Beklentiler ve partiler
Seçim sonuçlarını her zaman partilerin performansları belirlemez. Bazen bir partiye yüklenen misyon, diğer partilerin konumu, duruşu seçimlerin sonucunu tayin eder.
AK parti iki dönem açık ara seçimlerin galibi oldu. Hem genel, hem mahalli seçimlerde rakiplerine fark attı.
Alınan sonuçlarla ilgili bir çok analiz yapıldı. Seçim döneminde olmadığımız için bu tahlilleri yeniden tekrara gerek yok. Ama AKP'yi iktidara taşıyan en önemli etken diğer partilerin durumuydu. Yıpranmış, eskimiş yüzler,bilineni tekrar eden programlar, yeni ufuklar vaat etmeyen hantallaşmış, bürokratlaşmış kadrolar, bu partilerden umut kesilmesine, Ak partinin umut olmasına vesile oldu. Millet diğerlerine bakarak AK partiye oy verdi.
2002 seçimlerinin üzerinden 7 yıl geçti. Diğer partilerin AKP'yi öne geçiren duruşu hala devam ediyor. Diğerleri hala statükonun temsilcisi, AK parti ise yeniliğin, farklılığın temsilcisi olarak görülüyor. AK parti toplum nezdinde geleceği temsil ederken diğerleri geçmişi sembolize ediyor; geçmişin kavgacı, statükocu,düşmanlık üreten siyasetini…
Bunda, kendini yenilemeyen,dünyayı okuyamayan bürokratlaşmış lider ve kadroların büyük payı var.
AKP yanlış veya doğru yeni şeyler söylüyor.
Ötekiler ise eski söylediklerini tekrarlayıp duruyorlar.
Son yıllarda Türkiye’de önemli gelişmeler yaşandı. Cumhuriyet tarihinin en önemli örgüt operasyonu yapıldı. Ergenekon terör örgütü deşifre edilerek, dokunulmaz sanılan bir çok insana dokunuldu. Darbe planlayan generaller korkudan pusmuş bir halde yargı önüne çıkarıldılar.

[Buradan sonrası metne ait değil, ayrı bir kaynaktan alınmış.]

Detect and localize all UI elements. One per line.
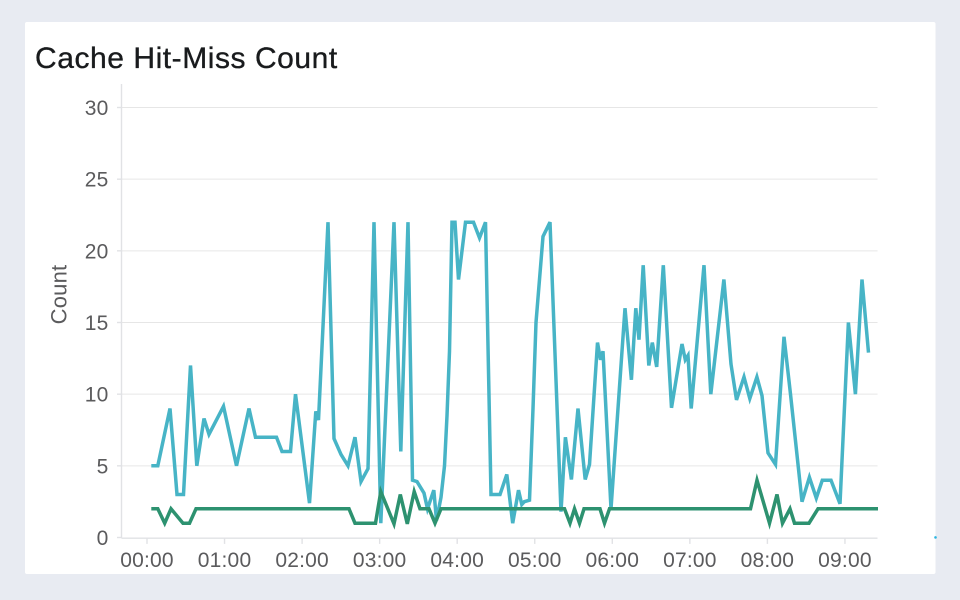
svg-text:30: 30 bbox=[85, 97, 109, 120]
svg-text:15: 15 bbox=[85, 312, 109, 335]
svg-text:05:00: 05:00 bbox=[508, 549, 562, 572]
svg-text:02:00: 02:00 bbox=[275, 549, 329, 572]
svg-text:Count: Count bbox=[47, 265, 72, 325]
svg-text:06:00: 06:00 bbox=[586, 549, 640, 572]
svg-text:25: 25 bbox=[85, 169, 109, 192]
svg-text:5: 5 bbox=[97, 455, 109, 478]
svg-text:Cache Hit-Miss Count: Cache Hit-Miss Count bbox=[35, 42, 338, 75]
svg-text:20: 20 bbox=[85, 240, 109, 263]
svg-text:07:00: 07:00 bbox=[663, 549, 717, 572]
svg-text:10: 10 bbox=[85, 384, 109, 407]
svg-text:08:00: 08:00 bbox=[741, 549, 795, 572]
svg-text:03:00: 03:00 bbox=[353, 549, 407, 572]
svg-text:09:00: 09:00 bbox=[818, 549, 872, 572]
svg-text:00:00: 00:00 bbox=[120, 549, 174, 572]
svg-text:0: 0 bbox=[97, 527, 109, 550]
svg-text:04:00: 04:00 bbox=[430, 549, 484, 572]
svg-text:01:00: 01:00 bbox=[198, 549, 252, 572]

Demokrasiyi, sivil yönetimi tahkim etmek için adımlar atıldı. Yargıya darbecilerin fetvacısı olmaktan kurtaracak neşter vuruldu.Cumhuriyet döneminin bir çok ilk’leri bu dönemde icra edildi.
Yeni dönemde darbecilere küçük vuruşlar yapılırken, hükümete destek olması gereken partiler ya suskunluğu, ya da el altından darbecileri desteklemeyi tercih ettiler. Toplumun ihtiyaçlarını, eğilimlerini göremediler. Eski hal’in muhal olduğunu anlayamadılar. Duruşlarını belirlerken –eskiden- durdukları yerde durmanın zamanın dışına düşmek olduğunu idrak edemediler.
Yeni bir seçimde, toplum,–eski çizgisini sürdüren- bir çok parti ile yeni duruma göre siyaset yapan tek bir parti(AKP) arasında seçim yapacaktır. Demokrasiyi, özgürlüğü yeniliği temsil eden bir parti ile statükoyu, askeri vesayete boyun eğmeyi, derin çevrelerle al takke ver külah etmeyi siyaset sanan diğer partilerle.
Bunun böyle olmasının sebebi son olaylar karşısında partilerin aldığı pozisyondur. Ergenekon’un avukatı olduğunu söyleyen bir parti lideri ile demokrasiyi geliştirmek, askeri vesayete son vermek ne kadar mümkünse, her gün ortaya çıkan andıçlar, eylem planları, darbe çeteleri karşısında suskunluğunu koruyan bir liderle de eşiğinde olduğumuz yeni dünya’nın aktörü olmak o kadar mümkündür. İktidarın yıpratıcılığına rağmen öteki parti ve liderlerin tutumu AKP'yi alanında tek ve rakipsiz bırakarak bir dönem daha iktidara doğru götürüyor. Siyasi şartlar bu şekilde devam ederse, toplum bir defa daha, partilerden ziyade, demokrasi ile statüko arasında tercih yapacak, hiç şüphesiz adam gibi bir demokrasiye ulaşma ideali galip gelecektir. AK parti dışındaki partiler, hala halkın beklentilerine cevap verecek yerde durmuyorlar.